Едим на ходу, спим урывками и гоняем, гоняем. От бесконечного жесткого грохота у меня чешутся зубы. Все время чешутся, даже когда ем. Юрка совсем ополоумел и напрочь перестал спать.
— Лечить тебя надо, — авторитетно сказал Степан и вкатил Юрке полный стакан того средства, которым ребята лечатся от всех напастей.
Юрка враз окосел и свалился с сиденья. Мы со Славкой уложили его и укутали в тулуп. Потом завалились сами и мгновенно уснули под барабанный рокот дождя, а Юрка начал стонать. Стонал он довольно долго, а потом вдруг поднялся и начал душить Славку. Славка спросонок заорал так, что мы сразу проснулись и кинулись их разнимать.
Утром командор провел расследование, но Юрка ничего не мог вспомнить. Славка считал, что он прикидывается, и требовал применения санкций, но Лихоман справедливо решил, что Юрка укатался, и отправил его домой, а все заботы о бортовом журнале поручил мне.

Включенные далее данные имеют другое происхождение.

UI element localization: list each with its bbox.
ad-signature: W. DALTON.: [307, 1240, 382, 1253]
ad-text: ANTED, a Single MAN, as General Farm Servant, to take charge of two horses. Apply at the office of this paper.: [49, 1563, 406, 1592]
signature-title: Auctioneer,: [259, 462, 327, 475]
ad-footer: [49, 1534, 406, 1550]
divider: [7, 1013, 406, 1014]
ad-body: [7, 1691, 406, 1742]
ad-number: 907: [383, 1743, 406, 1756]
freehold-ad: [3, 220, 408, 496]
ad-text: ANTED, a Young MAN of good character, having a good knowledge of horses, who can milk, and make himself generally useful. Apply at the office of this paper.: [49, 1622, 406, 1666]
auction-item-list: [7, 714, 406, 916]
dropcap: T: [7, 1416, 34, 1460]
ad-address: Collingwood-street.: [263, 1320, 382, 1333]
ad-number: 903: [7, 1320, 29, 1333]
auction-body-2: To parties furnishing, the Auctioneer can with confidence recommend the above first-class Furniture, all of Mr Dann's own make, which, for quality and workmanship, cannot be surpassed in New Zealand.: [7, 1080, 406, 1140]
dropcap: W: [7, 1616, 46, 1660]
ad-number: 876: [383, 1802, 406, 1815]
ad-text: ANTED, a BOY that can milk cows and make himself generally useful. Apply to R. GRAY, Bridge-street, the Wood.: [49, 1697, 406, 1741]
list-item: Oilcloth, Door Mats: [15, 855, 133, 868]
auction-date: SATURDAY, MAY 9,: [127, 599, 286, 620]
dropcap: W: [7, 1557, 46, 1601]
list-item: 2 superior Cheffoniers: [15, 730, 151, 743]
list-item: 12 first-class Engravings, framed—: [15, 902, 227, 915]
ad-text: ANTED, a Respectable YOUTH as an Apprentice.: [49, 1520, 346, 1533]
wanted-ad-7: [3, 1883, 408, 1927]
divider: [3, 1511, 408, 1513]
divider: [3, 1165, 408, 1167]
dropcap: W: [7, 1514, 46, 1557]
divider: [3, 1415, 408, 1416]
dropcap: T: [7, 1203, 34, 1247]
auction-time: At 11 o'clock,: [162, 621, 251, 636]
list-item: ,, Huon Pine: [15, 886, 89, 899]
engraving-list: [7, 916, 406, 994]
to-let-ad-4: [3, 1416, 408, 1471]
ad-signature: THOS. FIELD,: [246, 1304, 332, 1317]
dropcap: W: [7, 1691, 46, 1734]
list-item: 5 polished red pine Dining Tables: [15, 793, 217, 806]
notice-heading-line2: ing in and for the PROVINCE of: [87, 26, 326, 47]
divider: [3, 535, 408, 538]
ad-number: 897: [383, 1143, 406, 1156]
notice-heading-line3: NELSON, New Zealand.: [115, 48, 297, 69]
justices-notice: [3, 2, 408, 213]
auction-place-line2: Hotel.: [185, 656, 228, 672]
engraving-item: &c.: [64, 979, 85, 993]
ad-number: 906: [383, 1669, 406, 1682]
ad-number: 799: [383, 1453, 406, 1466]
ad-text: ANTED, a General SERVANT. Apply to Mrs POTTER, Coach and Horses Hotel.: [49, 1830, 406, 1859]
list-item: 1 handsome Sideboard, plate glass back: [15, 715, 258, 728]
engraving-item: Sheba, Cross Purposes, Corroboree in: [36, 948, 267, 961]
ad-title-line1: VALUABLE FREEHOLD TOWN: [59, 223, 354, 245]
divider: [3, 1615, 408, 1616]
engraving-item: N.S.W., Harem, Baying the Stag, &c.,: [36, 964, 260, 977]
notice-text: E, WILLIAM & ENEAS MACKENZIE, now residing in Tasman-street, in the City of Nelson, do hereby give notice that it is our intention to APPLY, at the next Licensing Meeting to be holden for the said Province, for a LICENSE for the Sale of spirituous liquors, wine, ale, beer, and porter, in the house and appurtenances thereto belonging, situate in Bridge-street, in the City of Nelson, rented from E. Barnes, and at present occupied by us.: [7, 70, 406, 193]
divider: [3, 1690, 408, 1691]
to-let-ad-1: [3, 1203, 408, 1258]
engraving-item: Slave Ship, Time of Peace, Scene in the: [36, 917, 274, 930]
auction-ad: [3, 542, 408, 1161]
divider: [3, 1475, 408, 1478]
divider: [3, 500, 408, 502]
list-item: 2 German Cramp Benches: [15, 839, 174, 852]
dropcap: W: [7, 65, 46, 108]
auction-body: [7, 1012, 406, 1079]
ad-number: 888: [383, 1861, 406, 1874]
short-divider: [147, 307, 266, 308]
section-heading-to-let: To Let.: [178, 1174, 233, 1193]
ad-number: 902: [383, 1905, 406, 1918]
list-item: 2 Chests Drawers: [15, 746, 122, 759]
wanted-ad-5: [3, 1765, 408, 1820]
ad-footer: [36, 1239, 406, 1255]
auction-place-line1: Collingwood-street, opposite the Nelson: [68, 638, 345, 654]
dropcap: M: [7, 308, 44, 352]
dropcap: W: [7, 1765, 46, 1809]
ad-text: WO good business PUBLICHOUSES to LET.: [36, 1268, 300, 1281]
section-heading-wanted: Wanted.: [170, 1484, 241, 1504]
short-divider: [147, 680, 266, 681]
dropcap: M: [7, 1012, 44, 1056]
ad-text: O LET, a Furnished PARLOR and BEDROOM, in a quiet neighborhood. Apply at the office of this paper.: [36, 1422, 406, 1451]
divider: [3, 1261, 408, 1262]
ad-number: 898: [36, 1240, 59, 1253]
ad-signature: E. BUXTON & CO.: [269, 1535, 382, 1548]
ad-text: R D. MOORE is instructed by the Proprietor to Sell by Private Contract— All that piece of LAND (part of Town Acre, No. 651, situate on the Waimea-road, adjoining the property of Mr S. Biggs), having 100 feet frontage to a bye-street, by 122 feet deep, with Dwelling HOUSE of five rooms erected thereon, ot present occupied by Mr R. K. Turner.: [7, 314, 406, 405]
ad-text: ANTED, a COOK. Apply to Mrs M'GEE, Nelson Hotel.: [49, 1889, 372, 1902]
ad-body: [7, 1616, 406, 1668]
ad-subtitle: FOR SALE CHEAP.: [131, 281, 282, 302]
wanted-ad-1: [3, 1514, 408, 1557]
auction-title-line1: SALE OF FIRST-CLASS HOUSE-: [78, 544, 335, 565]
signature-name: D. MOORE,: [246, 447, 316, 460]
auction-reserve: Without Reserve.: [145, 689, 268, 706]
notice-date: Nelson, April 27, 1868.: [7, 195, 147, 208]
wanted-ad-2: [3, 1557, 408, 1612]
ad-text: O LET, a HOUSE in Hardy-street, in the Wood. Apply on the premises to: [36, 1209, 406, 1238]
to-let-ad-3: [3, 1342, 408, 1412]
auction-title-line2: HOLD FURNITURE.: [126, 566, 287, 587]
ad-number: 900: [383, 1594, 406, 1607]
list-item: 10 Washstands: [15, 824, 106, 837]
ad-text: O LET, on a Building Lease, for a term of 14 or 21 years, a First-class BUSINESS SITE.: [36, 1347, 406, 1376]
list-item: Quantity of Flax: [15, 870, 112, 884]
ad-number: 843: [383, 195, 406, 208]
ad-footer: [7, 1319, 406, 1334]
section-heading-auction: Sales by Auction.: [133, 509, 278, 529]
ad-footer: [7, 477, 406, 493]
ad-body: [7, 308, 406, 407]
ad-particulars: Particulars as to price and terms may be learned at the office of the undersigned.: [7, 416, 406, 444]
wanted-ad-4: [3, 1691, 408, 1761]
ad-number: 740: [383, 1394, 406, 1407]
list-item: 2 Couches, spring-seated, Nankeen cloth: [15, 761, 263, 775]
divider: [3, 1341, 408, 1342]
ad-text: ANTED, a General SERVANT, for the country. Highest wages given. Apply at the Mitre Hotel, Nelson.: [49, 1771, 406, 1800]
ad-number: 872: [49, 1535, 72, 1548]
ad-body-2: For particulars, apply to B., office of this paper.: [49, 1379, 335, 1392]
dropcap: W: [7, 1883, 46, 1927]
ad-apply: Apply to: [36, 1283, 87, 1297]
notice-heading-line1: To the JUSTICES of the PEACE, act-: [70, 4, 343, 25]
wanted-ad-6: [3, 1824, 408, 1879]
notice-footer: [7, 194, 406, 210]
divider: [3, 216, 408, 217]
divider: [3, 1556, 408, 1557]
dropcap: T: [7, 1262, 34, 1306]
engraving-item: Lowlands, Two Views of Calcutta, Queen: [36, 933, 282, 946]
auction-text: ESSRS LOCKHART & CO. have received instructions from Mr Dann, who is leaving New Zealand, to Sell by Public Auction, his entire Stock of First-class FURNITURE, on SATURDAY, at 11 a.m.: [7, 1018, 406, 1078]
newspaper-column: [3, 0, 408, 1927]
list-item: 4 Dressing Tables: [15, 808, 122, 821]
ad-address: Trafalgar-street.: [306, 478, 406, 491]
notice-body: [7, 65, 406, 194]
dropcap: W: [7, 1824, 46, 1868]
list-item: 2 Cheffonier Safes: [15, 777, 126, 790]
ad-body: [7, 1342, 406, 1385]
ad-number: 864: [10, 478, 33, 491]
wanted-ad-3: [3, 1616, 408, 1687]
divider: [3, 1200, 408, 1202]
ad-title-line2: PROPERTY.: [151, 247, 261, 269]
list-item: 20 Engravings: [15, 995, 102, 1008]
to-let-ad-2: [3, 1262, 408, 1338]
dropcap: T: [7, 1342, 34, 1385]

Так мы остались впятером. Вездеход еще кое-как ковылял, и ребята уговаривали Лихомана докатать его до точки. Но вскоре ПМП окончательно забастовал, и Федор с трудом отвел машину в кусты.
— Все, — сказал Лихоман. — Генка, запиши показания и подведи черту.

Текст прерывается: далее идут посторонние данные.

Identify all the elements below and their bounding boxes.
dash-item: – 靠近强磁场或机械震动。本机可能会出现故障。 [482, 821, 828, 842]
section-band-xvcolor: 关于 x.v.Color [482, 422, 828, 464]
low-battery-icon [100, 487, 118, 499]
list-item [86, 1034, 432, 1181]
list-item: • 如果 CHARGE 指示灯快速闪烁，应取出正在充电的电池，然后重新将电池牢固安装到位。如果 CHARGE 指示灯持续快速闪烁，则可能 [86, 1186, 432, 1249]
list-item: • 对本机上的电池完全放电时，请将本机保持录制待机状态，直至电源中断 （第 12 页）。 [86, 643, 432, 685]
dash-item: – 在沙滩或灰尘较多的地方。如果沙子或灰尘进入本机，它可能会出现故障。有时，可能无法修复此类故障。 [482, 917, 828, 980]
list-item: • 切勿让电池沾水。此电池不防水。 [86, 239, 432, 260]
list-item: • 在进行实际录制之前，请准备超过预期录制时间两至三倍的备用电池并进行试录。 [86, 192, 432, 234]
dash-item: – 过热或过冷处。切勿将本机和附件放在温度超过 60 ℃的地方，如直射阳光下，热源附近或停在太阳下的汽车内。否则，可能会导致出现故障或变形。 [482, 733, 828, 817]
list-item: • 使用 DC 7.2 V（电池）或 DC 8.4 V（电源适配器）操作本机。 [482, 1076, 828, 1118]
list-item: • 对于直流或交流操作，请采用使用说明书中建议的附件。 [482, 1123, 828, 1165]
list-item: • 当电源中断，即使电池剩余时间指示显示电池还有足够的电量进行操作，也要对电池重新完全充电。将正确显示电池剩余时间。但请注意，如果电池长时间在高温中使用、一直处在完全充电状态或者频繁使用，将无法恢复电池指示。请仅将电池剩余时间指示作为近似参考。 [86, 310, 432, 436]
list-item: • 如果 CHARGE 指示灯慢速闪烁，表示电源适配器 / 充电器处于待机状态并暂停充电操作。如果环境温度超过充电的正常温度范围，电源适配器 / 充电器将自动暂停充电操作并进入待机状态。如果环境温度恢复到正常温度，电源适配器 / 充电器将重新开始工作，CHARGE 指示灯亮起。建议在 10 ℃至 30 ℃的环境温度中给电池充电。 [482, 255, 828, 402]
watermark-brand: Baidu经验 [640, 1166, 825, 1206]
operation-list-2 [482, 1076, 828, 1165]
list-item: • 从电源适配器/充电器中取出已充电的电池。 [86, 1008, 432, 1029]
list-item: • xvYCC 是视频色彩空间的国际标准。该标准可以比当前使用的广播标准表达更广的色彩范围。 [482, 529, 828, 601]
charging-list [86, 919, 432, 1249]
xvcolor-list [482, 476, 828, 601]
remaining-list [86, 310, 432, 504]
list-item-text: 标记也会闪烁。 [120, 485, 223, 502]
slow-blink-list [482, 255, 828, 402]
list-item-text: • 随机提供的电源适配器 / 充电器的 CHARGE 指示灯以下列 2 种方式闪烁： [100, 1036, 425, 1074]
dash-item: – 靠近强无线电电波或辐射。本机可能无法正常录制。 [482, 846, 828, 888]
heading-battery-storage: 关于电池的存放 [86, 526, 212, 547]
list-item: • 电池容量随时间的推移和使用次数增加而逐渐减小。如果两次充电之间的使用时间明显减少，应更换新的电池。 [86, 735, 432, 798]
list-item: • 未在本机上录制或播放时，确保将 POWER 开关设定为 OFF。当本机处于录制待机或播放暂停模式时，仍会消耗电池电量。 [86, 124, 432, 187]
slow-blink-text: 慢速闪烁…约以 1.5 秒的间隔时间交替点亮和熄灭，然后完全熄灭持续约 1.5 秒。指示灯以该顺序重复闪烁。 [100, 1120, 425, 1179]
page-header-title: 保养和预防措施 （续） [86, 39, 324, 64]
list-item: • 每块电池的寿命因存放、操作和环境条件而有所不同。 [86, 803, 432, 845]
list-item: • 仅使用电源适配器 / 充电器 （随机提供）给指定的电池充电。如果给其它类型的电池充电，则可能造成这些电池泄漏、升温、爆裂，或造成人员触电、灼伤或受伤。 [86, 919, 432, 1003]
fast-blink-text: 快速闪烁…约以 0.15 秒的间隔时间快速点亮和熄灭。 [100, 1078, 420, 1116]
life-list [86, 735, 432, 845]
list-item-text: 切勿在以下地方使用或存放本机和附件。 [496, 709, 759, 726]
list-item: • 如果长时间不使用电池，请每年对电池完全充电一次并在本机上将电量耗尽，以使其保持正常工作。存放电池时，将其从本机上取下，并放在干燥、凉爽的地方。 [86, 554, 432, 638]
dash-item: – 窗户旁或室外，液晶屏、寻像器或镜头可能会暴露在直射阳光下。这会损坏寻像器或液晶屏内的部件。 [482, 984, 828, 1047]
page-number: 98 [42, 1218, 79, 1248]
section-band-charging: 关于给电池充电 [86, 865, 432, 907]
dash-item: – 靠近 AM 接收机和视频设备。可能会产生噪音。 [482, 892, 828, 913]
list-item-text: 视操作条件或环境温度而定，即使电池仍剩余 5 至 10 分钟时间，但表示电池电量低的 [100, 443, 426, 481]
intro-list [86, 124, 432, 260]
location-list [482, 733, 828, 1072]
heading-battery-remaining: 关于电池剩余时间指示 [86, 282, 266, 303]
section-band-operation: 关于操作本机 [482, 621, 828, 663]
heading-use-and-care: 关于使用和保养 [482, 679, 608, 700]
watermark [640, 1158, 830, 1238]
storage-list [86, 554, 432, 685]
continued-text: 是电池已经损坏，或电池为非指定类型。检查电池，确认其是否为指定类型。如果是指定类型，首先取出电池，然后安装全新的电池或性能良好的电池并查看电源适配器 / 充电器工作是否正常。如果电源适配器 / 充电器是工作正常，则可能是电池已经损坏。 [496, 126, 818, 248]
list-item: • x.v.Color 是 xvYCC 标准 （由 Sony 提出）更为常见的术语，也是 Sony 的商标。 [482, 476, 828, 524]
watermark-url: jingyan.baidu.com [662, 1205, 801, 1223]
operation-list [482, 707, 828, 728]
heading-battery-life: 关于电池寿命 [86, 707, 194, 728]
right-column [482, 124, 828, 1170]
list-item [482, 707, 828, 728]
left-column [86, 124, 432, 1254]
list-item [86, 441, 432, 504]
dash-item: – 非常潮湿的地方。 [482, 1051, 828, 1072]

Ребята с этим не соглашаются и лезут регулировать, а Лихоман начинает бриться. Я «подвожу черту»: подсчитываю пройденный километраж и составляю черновик акта. Славка с грустью разглядывает в зеркальце свою физиономию, расцарапанную Юркиными ногтями.
— Вот псих ненормальный, — вздыхает он. — И почему он на меня бросился, интересно? Борисыч рядом спал, так он почему-то через него перелез и в меня вцепился.
— Есть! — торжествующе орет Федор. — Схватывает, холера!
— Все, Федя, — говорит Лихоман, за неимением одеколона смачивая истерзанное бритвой лицо остатками водки. — Никаких холер.
— До круглой бы цифры докатать, — хрипит давно простуженный Степан. — Сколько до нее, Генка?
— Сто семьдесят семь. Будет ровно девятнадцать тысяч.
— Докатаем, Борисыч? Премиальные-то, между прочим, с тысяч платят…
Лихоман не соглашается, но ребята наседают. В конце концов он машет рукой:
— Черт с вами, катайте. Под твою, Степан, ответственность.
— Добро, Борисыч!..
Кое-как придав себе человеческий облик, командор торжественно прощается с нами и пешком топает на железнодорожную станцию. Славка провожает его и возвращается с бутылкой: испытания закончены, и ребята тихо празднуют это событие. Оставшиеся километры — пустяк: за сутки мы докатаем их, и вездеход уйдет на полную дефектовку с приятной цифрой на спидометре. А мы вернемся на завод, будем писать отчет и ждать, когда цех соберет следующий образец.
Ознакомительная версия.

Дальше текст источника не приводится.